In every machine learning application you may have found that every machine learning algorithm you try has its flaws. As the no free lunch theorem states there is no single learning algorithm in any domain always induces the most accurate learner. Learning is ill-posed since we do not have all the data and each algorithm converges for a specific subset of the original data. What if there was a way to combine the knowledge of different algorithms?(Spoiler: there is!)
The idea is to have multiple base learners, each an expert in a subset of the dataset and accurate in it. This way each learner complements each other. There are two aspects we must consider:
- We must choose base-learners that complement each other (otherwise we would have unnecessary redundancy). A synonym to this is that they must not be correlated.
- Each learner must try to have the highest accuracy, we should also find a way to combine the output of each learner to achieve it.

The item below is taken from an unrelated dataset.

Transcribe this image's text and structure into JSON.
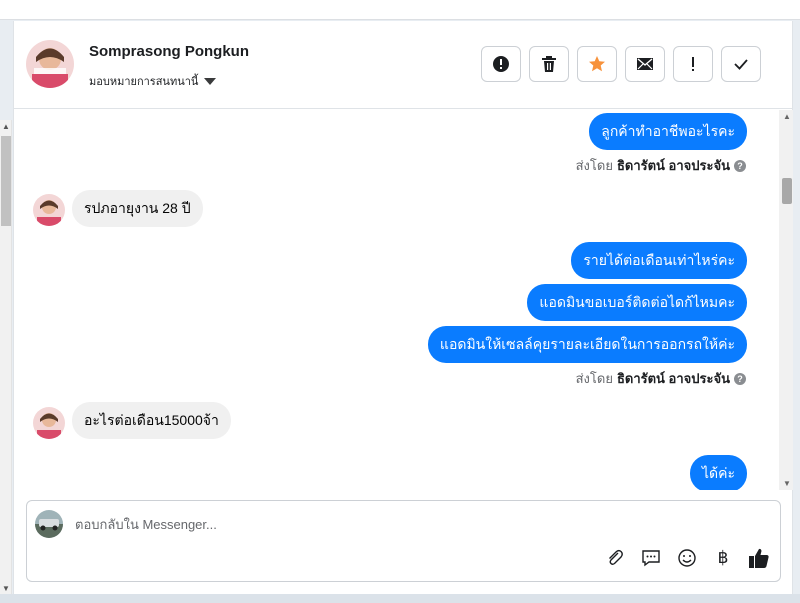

There are multiple ways in which we can diversify each learning algorithm. For instance, we can use different algorithms, we can also try similar algorithms but with different hyperparameters or each algorithm could be trained with a different data subset.
Voting is the most simple technique in which the output of multiple classifiers is combined using a linear combination (i.e. sum, product, median, weighted sum, maximum, minimum). The main idea behind this method is the we create a voting scheme over high variance and low bias models, thus bias remains small and variance is reduced. An analogy to this is when we have multiple noisy samples of the same data, if we combine them it is much easier to sort out the noise.
This is variance of the voting method. The difference is that each base-learner is trained on different training sets. To generate each set we draw instances randomly with replacement. By replacing the instances it is possible that many instances are repeated and that some are not used at all.
This type of mixer works by using simple learners that actively learn on the mistake of the previous learners, the most commonly and effective use of boosting is called AdaBoost. For AdaBoost to work, the learners must be very weak, otherwise we have a high risk of overfitting. AdaBoost combines the votes based on weights proportional to the accuracy of each base-learner in the training set.
Stacking is mechanism in which multiple base-learners are trained using the train dataset. After that, a new training data is created by voting the predictions of each base-learner. Finally, another learner (called the mixer) learns from the predictions of the other algorithms.
This is based on a sequence of classifiers, in which each learner is more complex than the latter, and thus generalize less. We first make a prediction with a simple learner. This learner tries to generalize as well as we can, if the confidence is not sufficient, we continue with the next learner. We continue making predictions until the prediction confidence of a learner is high enough. A common approach to this method is to use a weak algorithm such as linear regression as the first learner and a non-parametric approach for subsequent learners. The idea behind this method is that most samples can be explained with simple rules, and that few exceptions are explained with more complex learners.
Note: Combining learners is not always the best approach. It increases the speed and it has an execution overhead so you must be sure if it is worth the effort.